The new EU Global Strategy (EUGS) ‘Shared Vision, Common Action: A Stronger Europe’ unveiled in late June 2016 could represent a point of departure to re-calibrate the EU’s external and security policy towards the MENA. One of the most significant novelties brought about by the EUGS is its emphasis on ‘resilience’ as the main pillar of the new comprehensive vision for the EU’s foreign and security policy. In the EUGS document resilience is understood as the opposite to fragility, namely “the ability of states and societies to reform, thus withstanding and recovering from internal and external crises”. It is further defined as a precondition for sustainable growth and vibrant societies as well as for the ultimate attainment of democracy.

This one-year project – launched in January 2017 and jointly undertaken by IAI and by the Foundation for European Progressive Studies (FEPS) in Brussels – examined the concept of resilience in the context of six in-depth country studies (Egypt, Lebanon, Iraq, Qatar, Tunisia and Turkey) assessing the challenges confronting state and societal resilience as well as identifying facilitating dynamics and actors that could be picked up by the EU in its efforts to support resilience in these contexts.
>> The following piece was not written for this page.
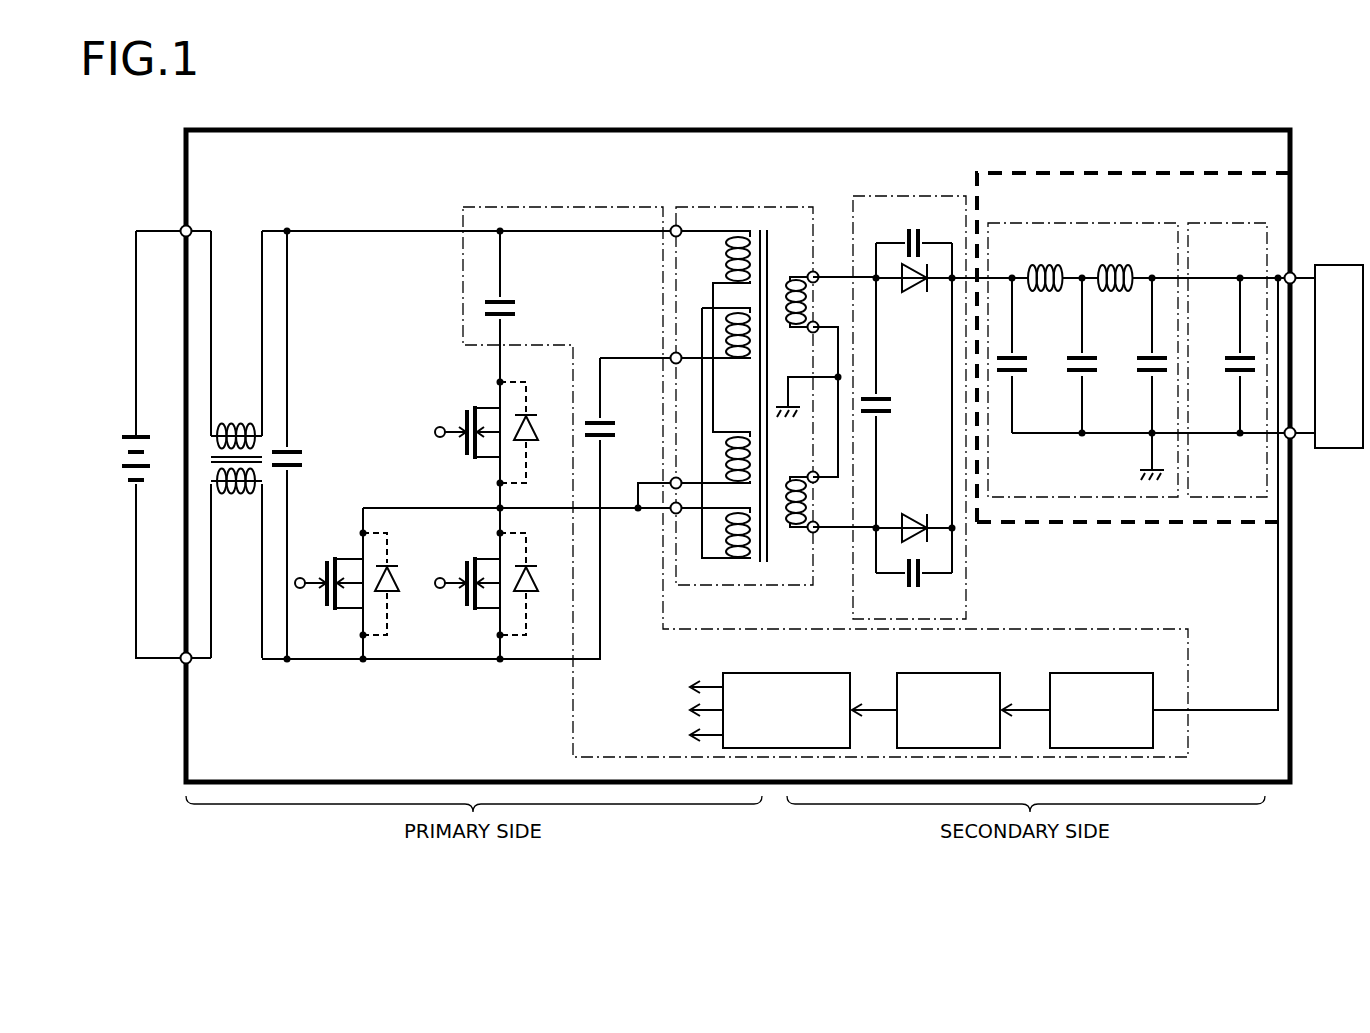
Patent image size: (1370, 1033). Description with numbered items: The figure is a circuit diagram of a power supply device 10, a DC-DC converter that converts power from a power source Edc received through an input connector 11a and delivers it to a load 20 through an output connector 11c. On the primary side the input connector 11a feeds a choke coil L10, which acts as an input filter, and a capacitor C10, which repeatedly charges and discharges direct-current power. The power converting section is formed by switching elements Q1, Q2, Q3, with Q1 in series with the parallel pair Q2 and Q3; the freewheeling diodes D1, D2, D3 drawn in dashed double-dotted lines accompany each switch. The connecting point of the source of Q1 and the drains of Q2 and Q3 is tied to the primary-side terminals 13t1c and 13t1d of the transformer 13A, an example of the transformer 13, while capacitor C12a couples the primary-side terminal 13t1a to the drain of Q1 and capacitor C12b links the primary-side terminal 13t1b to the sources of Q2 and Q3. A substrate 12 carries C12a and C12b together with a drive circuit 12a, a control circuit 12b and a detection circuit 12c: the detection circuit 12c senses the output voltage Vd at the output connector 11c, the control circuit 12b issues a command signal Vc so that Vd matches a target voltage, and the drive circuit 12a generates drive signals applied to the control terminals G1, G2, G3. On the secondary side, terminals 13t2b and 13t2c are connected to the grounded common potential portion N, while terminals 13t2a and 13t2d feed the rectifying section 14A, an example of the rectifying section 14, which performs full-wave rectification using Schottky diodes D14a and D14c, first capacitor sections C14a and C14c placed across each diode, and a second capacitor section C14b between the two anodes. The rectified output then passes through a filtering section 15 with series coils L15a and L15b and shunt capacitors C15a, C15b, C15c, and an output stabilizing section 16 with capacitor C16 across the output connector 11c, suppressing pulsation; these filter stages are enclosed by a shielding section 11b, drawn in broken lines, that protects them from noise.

It also featured a comparative report covering the whole MENA region, offering recommendations to the EU for the revision of its policy instruments vis-à-vis the MENA.

The project held a first workshop in Rome on 5 June and concluded with a final conference in Lebanon at the Holy Spirit University of Kaslik (USEK) on 3 November 2017. The project resulted in an edited volume containing all research deliverables, presented in a public conference in Brussels on 8 March 2018.